//Health Ombudsman releases report into Cairns Hospital

Health Ombudsman releases report into Cairns Hospital

19 June 2018

Queensland’s Health Ombudsman has today released the findings of his investigation into the death of Arkadiusz ‘Arthur’ Tumanis at Cairns Hospital’s mental health unit in 2015.

Arthur presented to the emergency department on two occasions in 24 hours. As no physical cause of Arthur’s pain could be identified and he had a history of presenting with physical symptoms when he was experiencing an acute change in his mental health, Arthur was admitted to the mental health unit.

Despite intervention aimed at reducing his agitation, Arthur continued to complain of significant pain.
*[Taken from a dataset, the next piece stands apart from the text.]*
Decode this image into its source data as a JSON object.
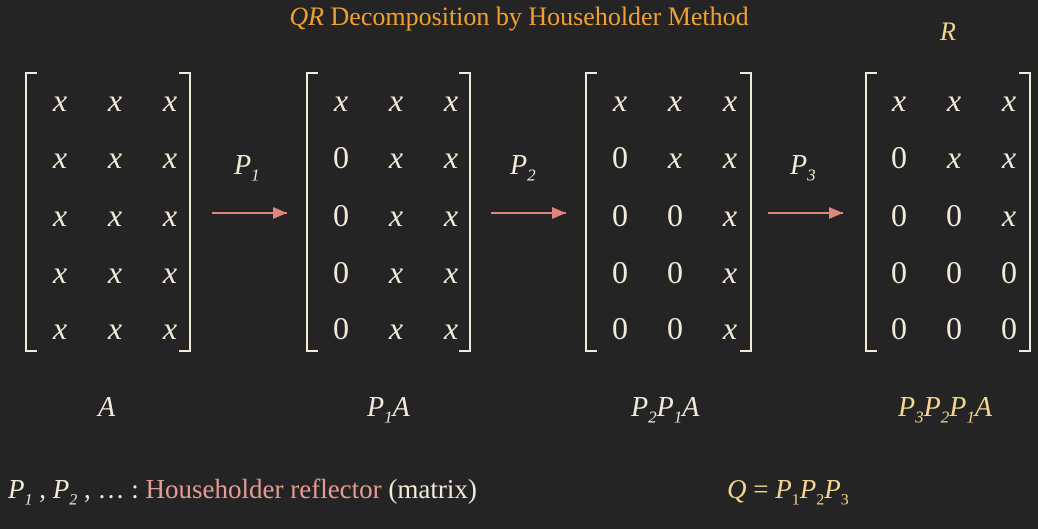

Two days after his admission, Arthur was found unresponsive near the nurses’ station and was not able to be resuscitated. Arthur’s death was found to be a result of peritonitis due to an undetected perforated ulcer.

The published report notes the investigation found a number of systemic issues contributed to Arthur’s unexpected death, and took into account the recommendations from a clinical incident analysis and any system and process issues that arose as a result.

Health Ombudsman Andrew Brown has made two recommendations to Cairns and Hinterland Hospital and Health Service (CHHHS) relating to future unexpected adverse outcomes experienced by CHHHS patients.

“The recommendations focus on improving communication surrounding all adverse health outcomes with the parties involved, and full and timely implementation of any recommendations arising from an ensuing clinical incident analysis,” Mr Brown said.

“We believe these recommendations will result in improvements at CHHHS to prevent the occurrence of similar adverse incidents in future.”

The OHO will continue to objectively monitor and work with CHHHS to ensure all recommendations are fully implemented and will conduct a further review in 12 months’ time.

“Through these findings and recommendations, I hope today to provide Arthur’s family with a sense of closure and I thank them for their patience through this protracted process.”

CHHHS has accepted the recommendations and, since 2015, has undertaken work to introduce a new clinical incident management framework and provide better quality of care to patients with a dual diagnosis, that is, patients with both a mental health impairment and a problem or disorder relating to substance abuse.

“There is increasing recognition of the impact an individual’s mental health can have on their physical health, and the importance of providing quality, holistic care to patients with dual diagnoses,” Mr Brown said.

“Arthur’s case highlights the need for health practitioners to treat all aspects of an individual’s health—including their physical health—throughout the course of their admission, and to be mindful of the potential for decision-making to be influenced by the knowledge of a dual diagnosis.”

The full investigation report is available on the OHO website at www.oho.qld.gov.au. Arthur Tumanis has been identified with the consent of his father, the complainant.

In addition to but separate from this investigation, the OHO has referred a number practitioners to the Australian Health Practitioner Regulation Agency as a result of the complaint.